To reduce complexity, a developer must focus not only on writing correct code (“Tactical Programming”) but also invest time to produce clean designs, and effective comments and fix problems as they arise (“Strategic Programming”).

The book provides several actionable approaches to reducing complexity.

Some highlights:

  • Modular design can help encapsulate complexity, freeing developers to focus on one problem at a time. It is more important for a module to have a simple interface than a simple implementation.
  • Prevent information leakage between modules and write specialized code that implements specific features (once!).
  • Functions (or modules) should be deep – and developers should prioritize sound design over writing short and easy-to-read functions.
  • Consider multiple options when faced with a design decision. Exploring non-obvious solutions before implementing them could result in more performant and less complex code.
  • Writing comments should be part of the design process, and developers should use comments to describe things that are not obvious from the code.

The book concludes with a discussion of trends in software development, including agile development, test-driven development, and object-oriented programming.

Conclusion

“A Philosophy of Software Design” is an opinionated and focused book. It provides a clear view of the challenges of writing good code, which I found valuable.
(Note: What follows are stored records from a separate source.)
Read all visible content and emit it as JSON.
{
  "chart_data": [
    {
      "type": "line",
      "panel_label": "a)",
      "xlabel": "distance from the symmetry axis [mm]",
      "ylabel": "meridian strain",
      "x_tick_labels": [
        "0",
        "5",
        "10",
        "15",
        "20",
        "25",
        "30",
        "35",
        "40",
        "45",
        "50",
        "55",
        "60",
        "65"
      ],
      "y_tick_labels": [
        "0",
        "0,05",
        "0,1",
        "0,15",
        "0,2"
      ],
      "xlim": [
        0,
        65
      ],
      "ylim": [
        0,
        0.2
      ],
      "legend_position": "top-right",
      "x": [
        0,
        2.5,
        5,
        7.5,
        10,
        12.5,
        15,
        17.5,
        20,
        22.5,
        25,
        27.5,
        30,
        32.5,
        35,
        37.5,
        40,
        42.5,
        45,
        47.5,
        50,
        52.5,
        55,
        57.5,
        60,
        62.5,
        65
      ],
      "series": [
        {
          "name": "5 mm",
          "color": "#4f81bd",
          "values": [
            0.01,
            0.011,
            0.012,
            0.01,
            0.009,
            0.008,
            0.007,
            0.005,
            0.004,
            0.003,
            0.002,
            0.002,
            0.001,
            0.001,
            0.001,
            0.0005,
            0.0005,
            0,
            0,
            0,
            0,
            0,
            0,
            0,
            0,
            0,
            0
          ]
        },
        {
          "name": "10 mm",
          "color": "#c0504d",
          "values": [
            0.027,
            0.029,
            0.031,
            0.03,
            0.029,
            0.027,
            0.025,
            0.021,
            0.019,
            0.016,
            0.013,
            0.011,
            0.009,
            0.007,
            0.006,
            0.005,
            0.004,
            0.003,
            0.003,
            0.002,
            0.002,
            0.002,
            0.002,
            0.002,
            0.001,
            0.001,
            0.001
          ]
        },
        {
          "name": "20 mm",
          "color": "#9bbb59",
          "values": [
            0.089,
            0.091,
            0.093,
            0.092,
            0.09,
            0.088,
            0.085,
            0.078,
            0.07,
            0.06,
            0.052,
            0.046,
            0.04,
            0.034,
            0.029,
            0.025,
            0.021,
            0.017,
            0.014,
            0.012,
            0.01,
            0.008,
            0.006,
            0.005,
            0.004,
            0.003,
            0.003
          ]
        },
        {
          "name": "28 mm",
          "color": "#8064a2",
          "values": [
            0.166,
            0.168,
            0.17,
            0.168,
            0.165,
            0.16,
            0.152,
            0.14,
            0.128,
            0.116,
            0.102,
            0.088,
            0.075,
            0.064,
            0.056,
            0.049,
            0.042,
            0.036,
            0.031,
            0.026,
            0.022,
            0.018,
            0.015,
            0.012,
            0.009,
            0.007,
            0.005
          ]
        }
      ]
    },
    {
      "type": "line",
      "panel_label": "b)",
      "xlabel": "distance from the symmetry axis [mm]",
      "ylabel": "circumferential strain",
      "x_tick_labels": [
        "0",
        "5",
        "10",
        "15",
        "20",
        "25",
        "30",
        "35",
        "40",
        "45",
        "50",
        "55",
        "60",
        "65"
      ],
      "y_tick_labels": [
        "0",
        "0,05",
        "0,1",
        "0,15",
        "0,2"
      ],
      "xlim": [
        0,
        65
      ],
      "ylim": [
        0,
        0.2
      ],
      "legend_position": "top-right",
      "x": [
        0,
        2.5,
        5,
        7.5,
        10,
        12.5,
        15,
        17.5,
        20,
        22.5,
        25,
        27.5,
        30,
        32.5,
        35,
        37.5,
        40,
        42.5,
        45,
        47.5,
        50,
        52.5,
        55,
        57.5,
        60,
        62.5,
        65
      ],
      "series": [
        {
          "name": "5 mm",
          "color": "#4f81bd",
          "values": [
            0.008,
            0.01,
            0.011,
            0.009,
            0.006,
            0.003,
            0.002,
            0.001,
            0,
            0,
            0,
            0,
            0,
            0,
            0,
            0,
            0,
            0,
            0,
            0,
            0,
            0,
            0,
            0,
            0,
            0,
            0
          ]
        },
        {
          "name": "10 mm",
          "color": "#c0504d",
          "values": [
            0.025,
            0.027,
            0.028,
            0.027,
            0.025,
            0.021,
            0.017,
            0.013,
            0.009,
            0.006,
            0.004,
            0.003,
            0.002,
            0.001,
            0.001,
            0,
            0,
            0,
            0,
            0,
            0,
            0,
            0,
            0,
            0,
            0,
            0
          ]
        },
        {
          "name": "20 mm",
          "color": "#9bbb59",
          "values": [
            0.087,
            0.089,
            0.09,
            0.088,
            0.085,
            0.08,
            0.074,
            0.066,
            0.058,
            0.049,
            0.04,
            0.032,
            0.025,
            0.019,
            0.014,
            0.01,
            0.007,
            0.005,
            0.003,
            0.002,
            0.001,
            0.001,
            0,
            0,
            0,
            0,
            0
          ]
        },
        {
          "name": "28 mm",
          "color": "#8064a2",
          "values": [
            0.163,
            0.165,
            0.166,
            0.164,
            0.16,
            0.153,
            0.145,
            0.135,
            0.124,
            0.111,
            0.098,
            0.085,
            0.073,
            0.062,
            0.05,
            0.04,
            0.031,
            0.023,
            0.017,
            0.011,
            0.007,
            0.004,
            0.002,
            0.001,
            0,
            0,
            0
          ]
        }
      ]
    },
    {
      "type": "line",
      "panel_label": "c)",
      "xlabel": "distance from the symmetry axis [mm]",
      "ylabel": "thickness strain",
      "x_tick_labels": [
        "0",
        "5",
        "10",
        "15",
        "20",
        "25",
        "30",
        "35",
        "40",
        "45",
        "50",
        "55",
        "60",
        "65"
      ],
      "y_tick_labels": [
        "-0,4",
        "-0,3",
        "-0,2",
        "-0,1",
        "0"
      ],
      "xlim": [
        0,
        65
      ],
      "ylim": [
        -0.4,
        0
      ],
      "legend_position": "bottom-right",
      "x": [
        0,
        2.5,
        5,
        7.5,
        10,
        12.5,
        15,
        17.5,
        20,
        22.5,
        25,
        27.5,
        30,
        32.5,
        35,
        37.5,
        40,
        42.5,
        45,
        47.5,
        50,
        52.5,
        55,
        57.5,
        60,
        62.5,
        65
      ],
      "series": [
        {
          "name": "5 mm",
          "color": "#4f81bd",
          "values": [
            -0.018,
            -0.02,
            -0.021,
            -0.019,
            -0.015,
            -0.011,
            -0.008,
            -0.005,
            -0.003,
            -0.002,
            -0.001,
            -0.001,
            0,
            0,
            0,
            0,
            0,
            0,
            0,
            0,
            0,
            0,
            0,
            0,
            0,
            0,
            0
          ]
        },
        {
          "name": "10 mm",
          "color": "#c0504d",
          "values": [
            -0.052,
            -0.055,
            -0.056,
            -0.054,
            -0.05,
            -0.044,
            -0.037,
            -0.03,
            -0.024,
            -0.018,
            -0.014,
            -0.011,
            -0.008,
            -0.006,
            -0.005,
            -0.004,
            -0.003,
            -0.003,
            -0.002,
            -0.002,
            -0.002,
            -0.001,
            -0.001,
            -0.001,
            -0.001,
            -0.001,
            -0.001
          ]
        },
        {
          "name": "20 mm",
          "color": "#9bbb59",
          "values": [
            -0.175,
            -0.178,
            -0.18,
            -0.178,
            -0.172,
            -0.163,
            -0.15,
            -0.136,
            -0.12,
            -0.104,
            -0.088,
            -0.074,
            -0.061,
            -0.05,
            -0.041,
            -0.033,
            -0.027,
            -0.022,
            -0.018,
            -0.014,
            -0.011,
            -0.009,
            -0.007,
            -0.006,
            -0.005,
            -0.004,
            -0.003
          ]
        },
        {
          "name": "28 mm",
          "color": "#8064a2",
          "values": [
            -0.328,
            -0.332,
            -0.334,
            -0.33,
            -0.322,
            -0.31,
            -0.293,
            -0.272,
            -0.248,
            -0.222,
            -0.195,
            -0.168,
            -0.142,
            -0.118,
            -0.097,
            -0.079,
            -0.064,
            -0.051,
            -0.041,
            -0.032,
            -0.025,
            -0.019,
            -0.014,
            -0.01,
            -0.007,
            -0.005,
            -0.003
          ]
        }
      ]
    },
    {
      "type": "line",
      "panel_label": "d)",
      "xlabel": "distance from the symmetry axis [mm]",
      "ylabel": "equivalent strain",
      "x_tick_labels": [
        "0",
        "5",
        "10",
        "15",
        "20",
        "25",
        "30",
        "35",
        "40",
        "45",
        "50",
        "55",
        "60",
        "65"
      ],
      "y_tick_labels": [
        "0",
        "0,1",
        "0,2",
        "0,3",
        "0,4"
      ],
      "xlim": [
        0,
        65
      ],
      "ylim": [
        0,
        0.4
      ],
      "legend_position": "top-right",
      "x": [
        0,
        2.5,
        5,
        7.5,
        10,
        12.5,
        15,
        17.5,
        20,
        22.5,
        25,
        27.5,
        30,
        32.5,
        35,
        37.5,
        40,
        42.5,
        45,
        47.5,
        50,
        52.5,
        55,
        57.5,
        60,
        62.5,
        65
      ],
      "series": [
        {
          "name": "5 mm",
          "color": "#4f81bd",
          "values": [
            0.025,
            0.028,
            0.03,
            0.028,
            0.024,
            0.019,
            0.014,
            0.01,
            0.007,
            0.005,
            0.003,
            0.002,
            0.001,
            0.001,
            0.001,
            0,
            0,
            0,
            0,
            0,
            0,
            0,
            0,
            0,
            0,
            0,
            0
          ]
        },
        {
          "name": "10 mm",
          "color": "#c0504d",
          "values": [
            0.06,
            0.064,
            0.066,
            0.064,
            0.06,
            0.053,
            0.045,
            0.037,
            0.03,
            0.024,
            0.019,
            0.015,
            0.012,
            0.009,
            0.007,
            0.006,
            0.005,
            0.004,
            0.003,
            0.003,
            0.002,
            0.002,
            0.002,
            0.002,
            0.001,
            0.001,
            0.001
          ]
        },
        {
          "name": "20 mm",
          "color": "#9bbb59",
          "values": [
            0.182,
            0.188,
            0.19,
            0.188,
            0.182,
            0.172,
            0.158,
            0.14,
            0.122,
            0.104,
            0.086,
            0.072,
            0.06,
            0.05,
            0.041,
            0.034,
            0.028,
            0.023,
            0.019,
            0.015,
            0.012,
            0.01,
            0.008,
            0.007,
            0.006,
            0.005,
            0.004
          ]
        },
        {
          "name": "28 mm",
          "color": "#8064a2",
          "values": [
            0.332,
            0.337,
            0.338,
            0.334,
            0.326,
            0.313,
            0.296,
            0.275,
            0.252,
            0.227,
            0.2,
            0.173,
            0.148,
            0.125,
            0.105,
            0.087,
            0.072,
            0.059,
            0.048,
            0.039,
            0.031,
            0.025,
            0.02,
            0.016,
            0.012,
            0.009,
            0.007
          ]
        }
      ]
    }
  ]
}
Mr. Ousterhout provides actionable advice for novice and experienced developers by focusing on code, comments, and modules.

However, the book is also relatively low-level. The book contains little discussion around system design, distributed systems, or effective communication (outside of good code and effective comments).

While books such as “The Pragmatic Programmer” provide a more rounded approach to software engineering, I admire that Mr. Ousterhout sticks to the core concepts in his book.